Background/Question/Methods Quantifying runoff changes from anthropogenic modifications to land cover are important for managing lakes and watersheds.  Traditionally this is accomplished by classifying aerial photography into the Anderson land uses classes (e.g. low density residential, agriculture etc.) and choosing appropriate parameters for the runoff model being used.  These parameters are typically based on soil type rather than the type of vegetation cover present despite previous studies noting the importance of vegetation in controlling soil infiltration.  We hypothesize that ecologic succession from mowed grassland to successional old field to forest will improve infiltration characteristics by increasing the connectivity of macropores, increasing the volume of available depression storage defined as the mm of rainfall that can be held within depressions, and increasing the volume of leaf litter which can retain water and reduce raindrop erosivity.  We test this idea by measuring surface roughness and leaf litter water retention rates in twelve sites containing a variety of slopes.  Surface roughness was then used to compute available depression storage.  Sites were also evaluated in which the slope and soil type were uniform but types of vegetation and management differed.         
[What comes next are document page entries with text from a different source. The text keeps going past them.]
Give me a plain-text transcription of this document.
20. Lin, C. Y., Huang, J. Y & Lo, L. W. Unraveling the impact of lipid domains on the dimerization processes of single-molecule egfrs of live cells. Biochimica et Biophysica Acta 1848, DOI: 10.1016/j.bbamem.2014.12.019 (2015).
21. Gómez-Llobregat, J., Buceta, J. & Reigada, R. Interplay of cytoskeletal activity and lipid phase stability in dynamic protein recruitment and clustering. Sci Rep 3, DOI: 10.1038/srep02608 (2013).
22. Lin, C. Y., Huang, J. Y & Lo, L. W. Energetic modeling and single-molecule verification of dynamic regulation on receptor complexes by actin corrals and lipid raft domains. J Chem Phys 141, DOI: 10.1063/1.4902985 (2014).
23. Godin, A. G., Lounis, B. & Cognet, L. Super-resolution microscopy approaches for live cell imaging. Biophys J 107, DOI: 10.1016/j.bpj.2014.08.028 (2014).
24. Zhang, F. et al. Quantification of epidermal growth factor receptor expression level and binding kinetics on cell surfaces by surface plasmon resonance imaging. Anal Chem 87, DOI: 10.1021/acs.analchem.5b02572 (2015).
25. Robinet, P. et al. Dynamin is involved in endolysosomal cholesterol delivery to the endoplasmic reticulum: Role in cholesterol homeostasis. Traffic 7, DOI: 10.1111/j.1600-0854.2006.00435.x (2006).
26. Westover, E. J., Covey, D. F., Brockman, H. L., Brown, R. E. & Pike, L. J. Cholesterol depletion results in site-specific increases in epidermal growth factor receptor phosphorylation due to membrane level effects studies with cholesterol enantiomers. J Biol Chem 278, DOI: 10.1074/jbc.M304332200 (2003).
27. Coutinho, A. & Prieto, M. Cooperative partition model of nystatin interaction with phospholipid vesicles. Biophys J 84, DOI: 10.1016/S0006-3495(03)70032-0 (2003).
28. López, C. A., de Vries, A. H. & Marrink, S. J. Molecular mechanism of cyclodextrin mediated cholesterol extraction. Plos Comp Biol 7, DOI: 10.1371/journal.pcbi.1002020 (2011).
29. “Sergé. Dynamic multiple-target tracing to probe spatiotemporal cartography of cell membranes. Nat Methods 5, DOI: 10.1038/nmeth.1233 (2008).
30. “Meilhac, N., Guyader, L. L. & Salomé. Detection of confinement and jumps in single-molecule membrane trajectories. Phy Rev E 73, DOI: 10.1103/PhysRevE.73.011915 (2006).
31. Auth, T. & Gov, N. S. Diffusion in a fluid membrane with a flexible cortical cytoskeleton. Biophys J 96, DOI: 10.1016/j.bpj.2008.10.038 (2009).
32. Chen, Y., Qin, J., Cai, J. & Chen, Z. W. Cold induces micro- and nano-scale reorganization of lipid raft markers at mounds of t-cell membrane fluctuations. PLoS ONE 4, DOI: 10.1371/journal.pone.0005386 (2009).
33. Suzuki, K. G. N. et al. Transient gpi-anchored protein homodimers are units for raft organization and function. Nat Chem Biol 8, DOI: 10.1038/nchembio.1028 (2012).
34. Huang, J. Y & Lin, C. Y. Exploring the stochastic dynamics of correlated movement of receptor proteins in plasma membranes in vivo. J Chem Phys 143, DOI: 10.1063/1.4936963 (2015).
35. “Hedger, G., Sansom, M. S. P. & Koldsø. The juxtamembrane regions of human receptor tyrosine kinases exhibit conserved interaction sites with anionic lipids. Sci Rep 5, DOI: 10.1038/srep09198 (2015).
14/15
Results/Conclusions Average ideal depression storage was 5.8, 11.1, 14.3, 18.7 mm for mowed grassland, old field, forest and wetland respectively.  Effective depression storage of unmanaged successional oldfield, shrubland and forest was significantly higher than mowed grassland at all slopes.  Mowed successional oldfield was not significantly different then mowed residential turf implying that management activities such as mowing retard the natural development of microtopography that appears to develop as the diversity and size of vegetation species increase.  For thicker old field, shrubland and forests the impact of small mammals on microtopography was noted.  Leaf litter water retention varied significantly between land covers but are much lower than depression storage change due to microtopography.    Maximum leaf litter water retention rates were only 1mm for forested wetland even after leaf fall, implying it is not a significant contributer to potential abstraction.  These results imply there are tight linkages between vegetation succession and runoff; and since managed grassland can evolve into successional old field after only a few seasons, changes in runoff from land use modifications are rapid.